JERUSALEM — President Trump’s son-in-law and senior adviser said in an interview published Sunday that the administration will soon present its Israeli-Palestinian peace plan, with or without input from Palestinian President Mahmoud Abbas.

In an interview published in the Arabic language Al-Quds newspaper, Jared Kushner appealed directly to Palestinians and criticized Abbas, who has shunned the Trump team over its alleged pro-Israel bias, particularly on the fate of contested Jerusalem.

The interview came out after a weeklong trip around the region by Kushner and Mideast envoy Jason Greenblatt. The team met with leaders of Israel, Jordan, Qatar, Egypt and Saudi Arabia to discuss the worsening humanitarian situation in Gaza and the administration’s proposals for a peace deal.

The Palestinians refused to meet with Kushner, and leaders have criticized the Trump negotiating team in recent days.

Senior Palestinian negotiator Saeb Erekat accused Kushner and Greenblatt on Saturday of trying to topple the Abbas-led West Bank autonomy government and dismantle the U.N. aid agency for Palestinian refugees. On Sunday, Erekat doubled down on his criticism, telling Israel’s Channel 10 that the American negotiators are “not neutral” and predicting their peace plan would fail.

Any peace plan would face major obstacles, including the increasingly dire humanitarian situation in the Gaza Strip, internal Palestinian divisions, and recent cross-border violence between Gaza’s Hamas rulers and Israel. Israeli Prime Minister Benjamin Netanyahu told his Cabinet on Sunday that he met twice with Kushner and Greenblatt this weekend and discussed “how to solve the humanitarian situation in Gaza without strengthening Hamas.”

It remains unclear how the Trump administration would proceed with a peace plan without Palestinian cooperation.

Kushner said the plan is “almost done,” but offered scant details aside from the promise of economic prosperity. He made no mention of a Palestinian state arising alongside Israel, though he acknowledged that Arab partners support that goal.

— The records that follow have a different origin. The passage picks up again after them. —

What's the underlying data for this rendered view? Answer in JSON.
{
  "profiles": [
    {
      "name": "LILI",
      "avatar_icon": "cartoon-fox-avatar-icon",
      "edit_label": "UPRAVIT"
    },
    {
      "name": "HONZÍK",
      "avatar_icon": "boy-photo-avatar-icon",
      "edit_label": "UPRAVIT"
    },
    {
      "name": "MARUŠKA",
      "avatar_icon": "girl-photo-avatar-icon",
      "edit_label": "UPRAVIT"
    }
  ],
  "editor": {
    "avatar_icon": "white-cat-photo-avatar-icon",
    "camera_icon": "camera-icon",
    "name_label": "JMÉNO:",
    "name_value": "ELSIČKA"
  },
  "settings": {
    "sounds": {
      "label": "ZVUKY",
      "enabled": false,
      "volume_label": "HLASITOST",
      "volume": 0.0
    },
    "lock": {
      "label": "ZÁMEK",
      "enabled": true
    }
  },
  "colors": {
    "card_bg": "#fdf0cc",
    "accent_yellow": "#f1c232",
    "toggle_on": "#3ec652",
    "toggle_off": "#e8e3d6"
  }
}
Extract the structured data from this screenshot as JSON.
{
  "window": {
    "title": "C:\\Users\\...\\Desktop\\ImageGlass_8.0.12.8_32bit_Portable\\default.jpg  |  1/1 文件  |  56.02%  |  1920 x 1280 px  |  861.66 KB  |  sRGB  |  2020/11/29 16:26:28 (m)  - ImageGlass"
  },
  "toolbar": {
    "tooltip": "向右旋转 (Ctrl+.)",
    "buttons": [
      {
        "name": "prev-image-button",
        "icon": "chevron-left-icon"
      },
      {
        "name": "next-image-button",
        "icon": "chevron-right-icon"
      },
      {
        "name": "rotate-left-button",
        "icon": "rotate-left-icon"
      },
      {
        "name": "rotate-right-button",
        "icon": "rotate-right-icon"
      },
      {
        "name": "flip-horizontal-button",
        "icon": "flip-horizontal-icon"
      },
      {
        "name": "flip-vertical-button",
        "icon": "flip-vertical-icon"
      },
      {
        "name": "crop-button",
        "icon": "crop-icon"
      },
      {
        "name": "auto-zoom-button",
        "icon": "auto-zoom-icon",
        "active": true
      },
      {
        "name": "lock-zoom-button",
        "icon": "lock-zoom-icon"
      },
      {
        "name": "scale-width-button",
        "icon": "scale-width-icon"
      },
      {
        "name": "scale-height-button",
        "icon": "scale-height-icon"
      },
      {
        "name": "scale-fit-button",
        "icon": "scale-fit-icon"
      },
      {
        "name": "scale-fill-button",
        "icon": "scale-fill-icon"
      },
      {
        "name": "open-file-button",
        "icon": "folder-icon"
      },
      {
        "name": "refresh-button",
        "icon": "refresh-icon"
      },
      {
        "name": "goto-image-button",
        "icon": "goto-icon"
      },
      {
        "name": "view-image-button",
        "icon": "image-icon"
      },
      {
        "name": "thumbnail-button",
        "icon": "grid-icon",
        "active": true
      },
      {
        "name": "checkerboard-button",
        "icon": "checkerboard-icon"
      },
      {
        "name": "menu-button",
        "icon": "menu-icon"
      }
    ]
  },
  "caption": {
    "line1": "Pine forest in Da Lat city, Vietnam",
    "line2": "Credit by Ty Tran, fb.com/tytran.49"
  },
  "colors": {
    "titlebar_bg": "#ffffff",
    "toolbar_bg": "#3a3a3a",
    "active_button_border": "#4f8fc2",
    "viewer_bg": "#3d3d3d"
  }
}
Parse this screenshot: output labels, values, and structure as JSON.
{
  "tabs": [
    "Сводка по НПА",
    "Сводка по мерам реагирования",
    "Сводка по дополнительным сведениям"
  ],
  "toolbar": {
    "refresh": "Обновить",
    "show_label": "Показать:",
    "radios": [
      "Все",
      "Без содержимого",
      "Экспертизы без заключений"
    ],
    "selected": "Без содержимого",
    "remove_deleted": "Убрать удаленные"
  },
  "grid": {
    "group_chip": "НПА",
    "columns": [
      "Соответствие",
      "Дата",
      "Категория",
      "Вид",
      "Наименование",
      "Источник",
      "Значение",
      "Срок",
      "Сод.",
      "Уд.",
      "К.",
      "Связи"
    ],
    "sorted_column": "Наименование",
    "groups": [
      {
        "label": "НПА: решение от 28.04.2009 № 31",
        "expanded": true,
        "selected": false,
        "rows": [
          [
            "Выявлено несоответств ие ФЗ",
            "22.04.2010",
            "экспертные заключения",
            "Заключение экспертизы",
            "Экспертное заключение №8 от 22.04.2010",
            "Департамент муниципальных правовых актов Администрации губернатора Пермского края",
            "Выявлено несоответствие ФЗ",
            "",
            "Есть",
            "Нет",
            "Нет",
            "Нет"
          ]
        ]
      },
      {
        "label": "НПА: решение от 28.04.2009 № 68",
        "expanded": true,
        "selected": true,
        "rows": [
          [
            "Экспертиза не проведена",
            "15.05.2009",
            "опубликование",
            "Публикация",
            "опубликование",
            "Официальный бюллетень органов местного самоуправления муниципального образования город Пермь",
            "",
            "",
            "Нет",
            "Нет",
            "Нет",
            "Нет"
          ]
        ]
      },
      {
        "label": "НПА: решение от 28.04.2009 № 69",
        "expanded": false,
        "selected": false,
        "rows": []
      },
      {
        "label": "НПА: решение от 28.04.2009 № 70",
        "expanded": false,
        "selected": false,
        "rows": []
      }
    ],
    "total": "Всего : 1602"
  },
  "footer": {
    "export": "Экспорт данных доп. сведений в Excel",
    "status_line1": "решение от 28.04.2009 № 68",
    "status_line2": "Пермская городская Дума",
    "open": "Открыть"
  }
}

The Palestinians seek the West Bank, east Jerusalem and Gaza – territories captured by Israel in the 1967 Mideast war. Israel withdrew from Gaza in 2005, and two years later, Hamas seized control of Gaza from Abbas’ forces. Abbas now governs only small autonomous zones in the West Bank.

Kushner cast doubt on Abbas’ ability to make a deal, alleging that the Palestinian leadership is “scared we will release our peace plan and the Palestinian people will actually like it.”